I’m surprised flying schools aren’t more aligned in this matter, and there seems to be little advice from organisations like AOPA, LAA, or the CAA, beyond the 90-day rule in law. As for where the ideal balance lies, I don’t know. I’m not an instructor, and having spoken to a few about this it seems they all have a view that lies between 30 and 90 days, with most recognising that it’s when you last flew, not what aircraft, that’s more significant (save for obvious differences like complex types, or tailwheels etc) and it varies drastically from pilot to pilot based not solely on experience but also their mindset in other ways. So, how often is ‘enough’? I don’t know, but I do know that making it harder to fly doesn’t feel conducive to safety either.

CAA Comment

CHIRP Comment

The reporter’s thoughtful comments are topical; recency (satisfying the rules) versus currency (actual ability to fly safely) is a subject that’s been much debated in recent weeks within safety circles, including for commercial pilots. Perhaps there ought to be more guidance given to GA about this but, as the reporter mentions, it’s probably a very personal thing – currency requirements for someone with next to no hours flying will be a lot different than for someone with thousands of hours and qualifications, personal experience, competence and associated comfort levels. It also depends on the type of sortie that is to be conducted; a simple circuit trip might need a very different level of currency to flying a complicated transit or instrument flight. As a result, any aspiration to devise a global recency/currency requirement would probably be too difficult to define because of the number of variables and individuality of pilots. Schools and clubs also have to take into account the views of the owners and insurers of their aircraft and so there might even be bespoke requirements that differ from aircraft to aircraft of the same type at the same club. All-in-all, it’s a very difficult subject for schools and clubs to decide what currency/recency requirements should be imposed in normal times, let alone what might be required after the extended lay-offs that had been introduced as a result of the COVID-19 lockdown so it’s perhaps not surprising that there are inconsistencies.
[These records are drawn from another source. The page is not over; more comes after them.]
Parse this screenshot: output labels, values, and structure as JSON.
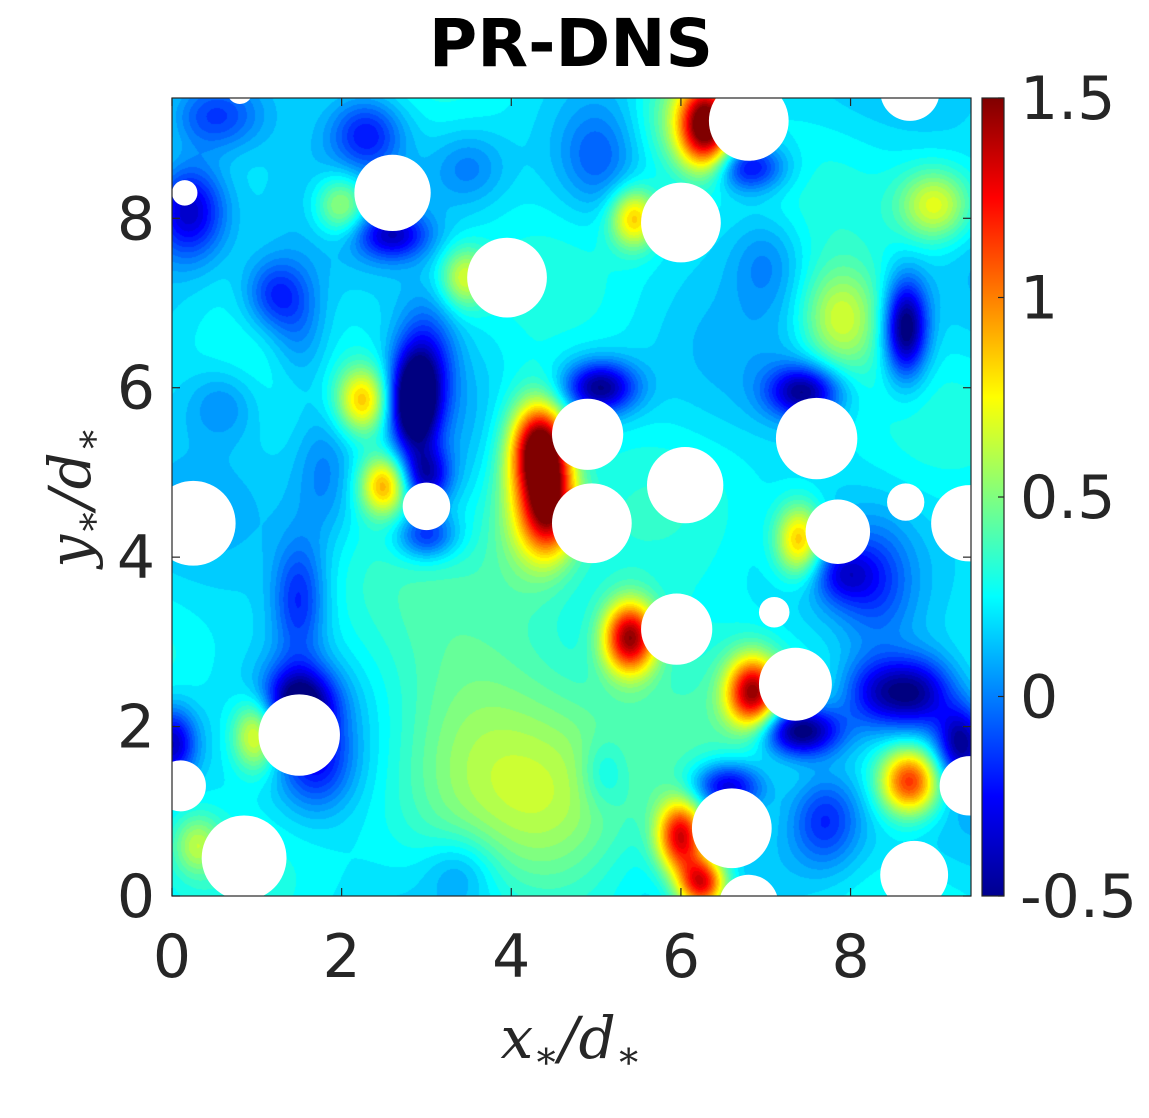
{
  "chart_data": {
    "type": "heatmap",
    "title": "PR-DNS",
    "xlabel": {
      "main": "x",
      "sub": "∗",
      "sep": "/",
      "den": "d",
      "den_sub": "∗"
    },
    "ylabel": {
      "main": "y",
      "sub": "∗",
      "sep": "/",
      "den": "d",
      "den_sub": "∗"
    },
    "xlim": [
      0,
      9.42
    ],
    "ylim": [
      0,
      9.42
    ],
    "xticks": [
      "0",
      "2",
      "4",
      "6",
      "8"
    ],
    "yticks": [
      "0",
      "2",
      "4",
      "6",
      "8"
    ],
    "colorbar": {
      "colormap": "jet",
      "clim": [
        -0.5,
        1.5
      ],
      "ticks": [
        1.5,
        1,
        0.5,
        0,
        -0.5
      ],
      "tick_labels": [
        "1.5",
        "1",
        "0.5",
        "0",
        "-0.5"
      ]
    },
    "background_level": 0.2,
    "particles": [
      {
        "x": 0.8,
        "y": 9.5,
        "r": 0.15
      },
      {
        "x": 0.15,
        "y": 8.3,
        "r": 0.15
      },
      {
        "x": 2.6,
        "y": 8.3,
        "r": 0.45
      },
      {
        "x": 3.95,
        "y": 7.3,
        "r": 0.47
      },
      {
        "x": 6.0,
        "y": 7.95,
        "r": 0.47
      },
      {
        "x": 6.8,
        "y": 9.15,
        "r": 0.47
      },
      {
        "x": 8.7,
        "y": 9.5,
        "r": 0.35
      },
      {
        "x": 4.9,
        "y": 5.45,
        "r": 0.42
      },
      {
        "x": 7.6,
        "y": 5.4,
        "r": 0.48
      },
      {
        "x": 0.25,
        "y": 4.4,
        "r": 0.5
      },
      {
        "x": 3.0,
        "y": 4.6,
        "r": 0.28
      },
      {
        "x": 6.05,
        "y": 4.85,
        "r": 0.45
      },
      {
        "x": 4.95,
        "y": 4.4,
        "r": 0.47
      },
      {
        "x": 7.85,
        "y": 4.3,
        "r": 0.38
      },
      {
        "x": 8.65,
        "y": 4.65,
        "r": 0.22
      },
      {
        "x": 9.4,
        "y": 4.4,
        "r": 0.45
      },
      {
        "x": 7.1,
        "y": 3.35,
        "r": 0.18
      },
      {
        "x": 5.95,
        "y": 3.15,
        "r": 0.42
      },
      {
        "x": 7.35,
        "y": 2.5,
        "r": 0.43
      },
      {
        "x": 1.5,
        "y": 1.9,
        "r": 0.48
      },
      {
        "x": 0.1,
        "y": 1.3,
        "r": 0.3
      },
      {
        "x": 9.4,
        "y": 1.3,
        "r": 0.35
      },
      {
        "x": 6.6,
        "y": 0.8,
        "r": 0.47
      },
      {
        "x": 0.85,
        "y": 0.45,
        "r": 0.5
      },
      {
        "x": 8.75,
        "y": 0.25,
        "r": 0.4
      },
      {
        "x": 6.8,
        "y": -0.1,
        "r": 0.35
      }
    ],
    "features": [
      {
        "x": 6.3,
        "y": 9.1,
        "amp": 1.3,
        "sx": 0.22,
        "sy": 0.35
      },
      {
        "x": 6.0,
        "y": 9.15,
        "amp": 0.35,
        "sx": 0.4,
        "sy": 0.5
      },
      {
        "x": 4.35,
        "y": 5.3,
        "amp": 1.15,
        "sx": 0.22,
        "sy": 0.35
      },
      {
        "x": 4.45,
        "y": 4.6,
        "amp": 1.05,
        "sx": 0.22,
        "sy": 0.4
      },
      {
        "x": 4.2,
        "y": 4.9,
        "amp": 0.45,
        "sx": 0.3,
        "sy": 0.7
      },
      {
        "x": 5.4,
        "y": 3.05,
        "amp": 1.2,
        "sx": 0.22,
        "sy": 0.3
      },
      {
        "x": 6.85,
        "y": 2.4,
        "amp": 1.15,
        "sx": 0.22,
        "sy": 0.3
      },
      {
        "x": 6.0,
        "y": 0.7,
        "amp": 1.1,
        "sx": 0.2,
        "sy": 0.3
      },
      {
        "x": 6.25,
        "y": 0.15,
        "amp": 1.1,
        "sx": 0.2,
        "sy": 0.22
      },
      {
        "x": 8.7,
        "y": 1.35,
        "amp": 1.0,
        "sx": 0.25,
        "sy": 0.28
      },
      {
        "x": 2.25,
        "y": 5.85,
        "amp": 0.65,
        "sx": 0.22,
        "sy": 0.28
      },
      {
        "x": 2.5,
        "y": 4.85,
        "amp": 0.7,
        "sx": 0.2,
        "sy": 0.25
      },
      {
        "x": 1.0,
        "y": 1.9,
        "amp": 0.6,
        "sx": 0.2,
        "sy": 0.3
      },
      {
        "x": 7.4,
        "y": 4.2,
        "amp": 0.7,
        "sx": 0.2,
        "sy": 0.3
      },
      {
        "x": 2.0,
        "y": 8.15,
        "amp": 0.45,
        "sx": 0.22,
        "sy": 0.25
      },
      {
        "x": 5.45,
        "y": 8.0,
        "amp": 0.65,
        "sx": 0.2,
        "sy": 0.25
      },
      {
        "x": 9.0,
        "y": 8.15,
        "amp": 0.5,
        "sx": 0.3,
        "sy": 0.3
      },
      {
        "x": 3.45,
        "y": 7.3,
        "amp": 0.45,
        "sx": 0.2,
        "sy": 0.25
      },
      {
        "x": 0.3,
        "y": 0.6,
        "amp": 0.35,
        "sx": 0.2,
        "sy": 0.25
      },
      {
        "x": 7.8,
        "y": 6.8,
        "amp": 0.25,
        "sx": 0.3,
        "sy": 0.4
      },
      {
        "x": 8.0,
        "y": 6.8,
        "amp": 0.25,
        "sx": 0.35,
        "sy": 0.5
      },
      {
        "x": 4.2,
        "y": 2.5,
        "amp": 0.2,
        "sx": 1.1,
        "sy": 1.4
      },
      {
        "x": 5.8,
        "y": 1.8,
        "amp": 0.15,
        "sx": 0.8,
        "sy": 1.0
      },
      {
        "x": 4.5,
        "y": 0.9,
        "amp": 0.15,
        "sx": 0.6,
        "sy": 0.8
      },
      {
        "x": 3.4,
        "y": 1.6,
        "amp": 0.15,
        "sx": 0.7,
        "sy": 1.0
      },
      {
        "x": 2.85,
        "y": 5.8,
        "amp": -0.85,
        "sx": 0.2,
        "sy": 0.4
      },
      {
        "x": 3.0,
        "y": 6.3,
        "amp": -0.4,
        "sx": 0.25,
        "sy": 0.5
      },
      {
        "x": 5.05,
        "y": 6.0,
        "amp": -0.7,
        "sx": 0.3,
        "sy": 0.22
      },
      {
        "x": 7.45,
        "y": 5.95,
        "amp": -0.65,
        "sx": 0.3,
        "sy": 0.22
      },
      {
        "x": 8.65,
        "y": 6.7,
        "amp": -0.8,
        "sx": 0.18,
        "sy": 0.4
      },
      {
        "x": 0.2,
        "y": 8.1,
        "amp": -0.6,
        "sx": 0.3,
        "sy": 0.4
      },
      {
        "x": 1.5,
        "y": 2.3,
        "amp": -0.7,
        "sx": 0.3,
        "sy": 0.3
      },
      {
        "x": 1.7,
        "y": 1.6,
        "amp": -0.4,
        "sx": 0.3,
        "sy": 0.4
      },
      {
        "x": 7.4,
        "y": 1.95,
        "amp": -0.85,
        "sx": 0.35,
        "sy": 0.22
      },
      {
        "x": 9.3,
        "y": 1.8,
        "amp": -0.6,
        "sx": 0.2,
        "sy": 0.3
      },
      {
        "x": 6.55,
        "y": 1.3,
        "amp": -0.6,
        "sx": 0.3,
        "sy": 0.2
      },
      {
        "x": 7.7,
        "y": 0.9,
        "amp": -0.4,
        "sx": 0.3,
        "sy": 0.4
      },
      {
        "x": 0.0,
        "y": 1.8,
        "amp": -0.6,
        "sx": 0.2,
        "sy": 0.3
      },
      {
        "x": 2.6,
        "y": 7.8,
        "amp": -0.5,
        "sx": 0.3,
        "sy": 0.2
      },
      {
        "x": 6.8,
        "y": 8.6,
        "amp": -0.5,
        "sx": 0.3,
        "sy": 0.2
      },
      {
        "x": 3.0,
        "y": 4.25,
        "amp": -0.45,
        "sx": 0.25,
        "sy": 0.2
      },
      {
        "x": 3.0,
        "y": 4.95,
        "amp": -0.55,
        "sx": 0.2,
        "sy": 0.25
      },
      {
        "x": 0.5,
        "y": 9.2,
        "amp": -0.4,
        "sx": 0.4,
        "sy": 0.3
      },
      {
        "x": 2.3,
        "y": 9.0,
        "amp": -0.4,
        "sx": 0.3,
        "sy": 0.3
      },
      {
        "x": 8.3,
        "y": 2.4,
        "amp": -0.45,
        "sx": 0.3,
        "sy": 0.3
      },
      {
        "x": 8.8,
        "y": 2.4,
        "amp": -0.55,
        "sx": 0.3,
        "sy": 0.3
      },
      {
        "x": 7.9,
        "y": 3.8,
        "amp": -0.35,
        "sx": 0.25,
        "sy": 0.25
      },
      {
        "x": 8.3,
        "y": 3.7,
        "amp": -0.25,
        "sx": 0.3,
        "sy": 0.5
      },
      {
        "x": 1.5,
        "y": 3.5,
        "amp": -0.4,
        "sx": 0.22,
        "sy": 0.5
      },
      {
        "x": 1.5,
        "y": 6.7,
        "amp": -0.25,
        "sx": 0.25,
        "sy": 0.5
      },
      {
        "x": 1.2,
        "y": 7.1,
        "amp": -0.35,
        "sx": 0.25,
        "sy": 0.3
      },
      {
        "x": 1.8,
        "y": 5.0,
        "amp": -0.2,
        "sx": 0.25,
        "sy": 0.6
      },
      {
        "x": 5.0,
        "y": 8.7,
        "amp": -0.2,
        "sx": 0.3,
        "sy": 0.4
      },
      {
        "x": 3.5,
        "y": 8.6,
        "amp": -0.2,
        "sx": 0.3,
        "sy": 0.3
      },
      {
        "x": 0.6,
        "y": 5.8,
        "amp": -0.2,
        "sx": 0.3,
        "sy": 0.3
      },
      {
        "x": 7.0,
        "y": 7.5,
        "amp": -0.2,
        "sx": 0.3,
        "sy": 0.4
      },
      {
        "x": 5.1,
        "y": 1.45,
        "amp": -0.2,
        "sx": 0.2,
        "sy": 0.3
      },
      {
        "x": 3.4,
        "y": 0.3,
        "amp": -0.2,
        "sx": 0.3,
        "sy": 0.3
      }
    ]
  }
}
Although this may be a subject that’s too difficult to resolve, it’s food for thought as a reminder to us all that we need to think about personal comfort levels and capabilities. In past discussions about currency, the concept of the ‘Farley Card’ has been aired by CHIRP before. This was devised by the test pilot John Farley who used it to make sure that he had covered the essential elements of his personal currency comfort levels over a period of time. The BGA have also developed a currency barometer tool for glider pilots that has some read-across to powered flight. Both of these might provide some use to schools, clubs and syndicates as they look at what currency individuals might require. That being said, the use of the Farley Card is a way of constructing a personal tool for regular use but might not be applicable for flying after long lay-offs and pilots should always consider taking a flight with an instructor if they feel rusty. Finally, currency does not necessarily equate to competency, capability or proficiency, and there is always a risk that we might over-estimate our abilities even when current, so care must be taken when we are not well-practised after a lay-off.